= Child pornography in the Philippines =

Various groups have taken steps to combat growing commercial sexual exploitation of children and child pornography in the Philippines. In 2016, UNICEF declared that the Philippines is one of the top sources of child pornography.

==UNICEF Manila study==
According to a book by Arnie Trinidad entitled Child Pornography in the Philippines published by UNICEF Manila, a prominent case happened in Pagsanjan, Laguna, a rural community south of Manila. The case, according to Trinidad, involved the victimization of 590 children and adolescents aged 7 to 17 years old, by 22 American and European pedophiles who were involved in the production of pornography, drug abuse, and the sexual abuse of children. The study, published in 2005, documents other cases perpetrated by both foreign and local pedophiles and includes in depth analysis of the ongoing problem, in the context of the social, economic and legal environment.

The UNICEF Manila study states that social factors increase the propensity of children to be victimized in pornography. Among these are the commercial sexual exploitation of children, sex tourism, poverty, peer influence, availability of technology, cultural factors, among others.

==Convention on the Rights of the Child==
In 2003, the Philippines ratified their signing of the United Nations Optional Protocol to the Convention on the Rights of the Child on the Sale of Children, Child Prostitution and Child Pornography; the protocol requires its signatories to recognize child pornography as a crime against children and to treat any act that contributes to production or distribution of child pornography as a criminal offense, within two years of ratification.
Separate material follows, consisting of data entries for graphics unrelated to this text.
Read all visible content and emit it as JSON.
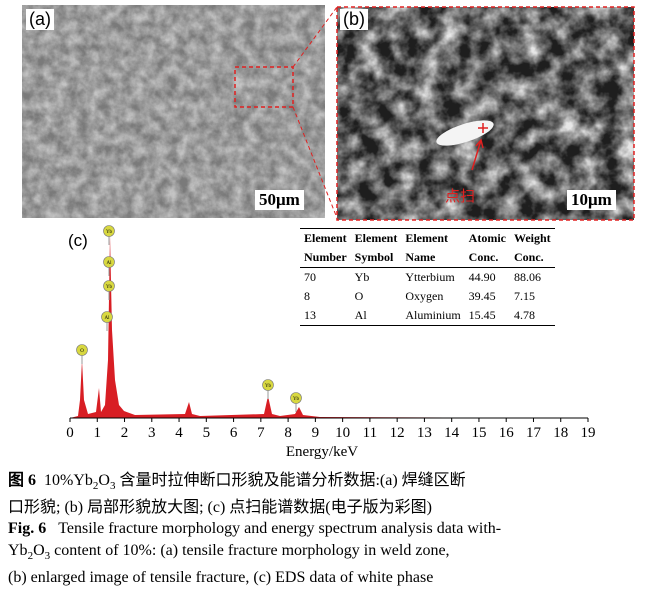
{
  "panels": {
    "a": {
      "label": "(a)",
      "scale_bar": "50μm"
    },
    "b": {
      "label": "(b)",
      "scale_bar": "10μm",
      "annotation": "点扫"
    },
    "c": {
      "label": "(c)"
    }
  },
  "spectrum": {
    "xlabel": "Energy/keV",
    "xlim": [
      0,
      19
    ],
    "xticks": [
      0,
      1,
      2,
      3,
      4,
      5,
      6,
      7,
      8,
      9,
      10,
      11,
      12,
      13,
      14,
      15,
      16,
      17,
      18,
      19
    ],
    "peak_labels": [
      "Yb",
      "Al",
      "Yb",
      "Al",
      "O",
      "Yb",
      "Yb"
    ]
  },
  "table": {
    "header": [
      [
        "Element",
        "Element",
        "Element",
        "Atomic",
        "Weight"
      ],
      [
        "Number",
        "Symbol",
        "Name",
        "Conc.",
        "Conc."
      ]
    ],
    "rows": [
      [
        "70",
        "Yb",
        "Ytterbium",
        "44.90",
        "88.06"
      ],
      [
        "8",
        "O",
        "Oxygen",
        "39.45",
        "7.15"
      ],
      [
        "13",
        "Al",
        "Aluminium",
        "15.45",
        "4.78"
      ]
    ]
  },
  "caption_cn": {
    "label": "图 6",
    "pre": "10%Yb",
    "sub1": "2",
    "mid": "O",
    "sub2": "3",
    "line1": " 含量时拉伸断口形貌及能谱分析数据:(a) 焊缝区断",
    "line2": "口形貌; (b) 局部形貌放大图; (c) 点扫能谱数据(电子版为彩图)"
  },
  "caption_en": {
    "label": "Fig. 6",
    "line1": "Tensile fracture morphology and energy spectrum analysis data with-",
    "pre": "Yb",
    "sub1": "2",
    "mid": "O",
    "sub2": "3",
    "line2": " content of 10%: (a) tensile fracture morphology in weld zone,",
    "line3": "(b) enlarged image of tensile fracture, (c) EDS data of white phase"
  }
}
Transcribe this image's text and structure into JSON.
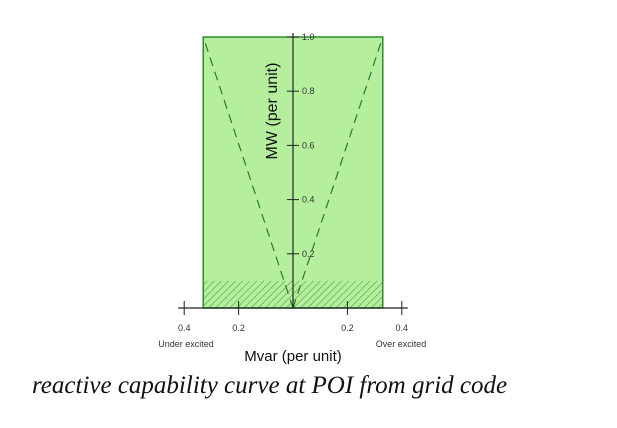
{
  "chart_data": {
    "type": "area",
    "title": "",
    "xlabel": "Mvar (per unit)",
    "ylabel": "MW (per unit)",
    "xlim": [
      -0.4,
      0.4
    ],
    "ylim": [
      0,
      1.0
    ],
    "x_ticks": [
      {
        "value": -0.4,
        "label": "0.4"
      },
      {
        "value": -0.2,
        "label": "0.2"
      },
      {
        "value": 0.2,
        "label": "0.2"
      },
      {
        "value": 0.4,
        "label": "0.4"
      }
    ],
    "y_ticks": [
      {
        "value": 0.2,
        "label": "0.2"
      },
      {
        "value": 0.4,
        "label": "0.4"
      },
      {
        "value": 0.6,
        "label": "0.6"
      },
      {
        "value": 0.8,
        "label": "0.8"
      },
      {
        "value": 1.0,
        "label": "1.0"
      }
    ],
    "x_side_labels": {
      "left": "Under excited",
      "right": "Over excited"
    },
    "region": {
      "x_min": -0.33,
      "x_max": 0.33,
      "y_min": 0,
      "y_max": 1.0,
      "color": "#b5ef9d",
      "edge_color": "#2e8b2e"
    },
    "hatched_band": {
      "y_min": 0,
      "y_max": 0.1
    },
    "dashed_lines": [
      {
        "name": "under-excited-limit",
        "x": [
          0,
          -0.33
        ],
        "y": [
          0,
          1.0
        ]
      },
      {
        "name": "over-excited-limit",
        "x": [
          0,
          0.33
        ],
        "y": [
          0,
          1.0
        ]
      }
    ]
  },
  "caption": "reactive capability curve at POI from grid code"
}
Although fully compliant comprehensive legislation has not yet been enacted, Philippine law criminalizes the use of children in any aspect of the production or distribution of pornography, defining a "child" as younger than 18 years; and with maximum penalties required if the child involved is younger than 12 years old.

==Anti-Child Pornography Alliance==
On September 15, 2007, the Children and Youth Secretariat of the Anti-Child Pornography Alliance (ACPA-Pilipinas) in the Philippines launched Batingaw Network "to protect and save children from all forms of abuses and exploitations." It is the largest anti-child pornography movement in the Philippines to date. It declared September 28 as the National Day of Awareness and Unity against Child Pornography.
=== People v. Luisa Pineda ===
The Supreme Court of the Philippines in a judgment by Justice Mario Lopez in G.R. No. 262941 (People v. Luisa Pineda, February, 2024) affirmed the lower courts' rulings that found Luisa Pineda guilty of violating the Anti-Child Pornography Act of 2009 and the Cybercrime Prevention Act of 2012 qualified with the use of a computer system (violation of Sections 4(a), (b), and (c) of Republic Act No. (RA) 9775 or the Anti-Child Pornography Act of 2009, in relation to Section 4(c)(2) of RA 10175 or the Cybercrime Prevention Act of 2012). Pineda was thus sentenced to suffer the penalty of imprisonment of reclusion perpetua, a fine of PHP 2,000,000 and PHP 300,000 in civil damages.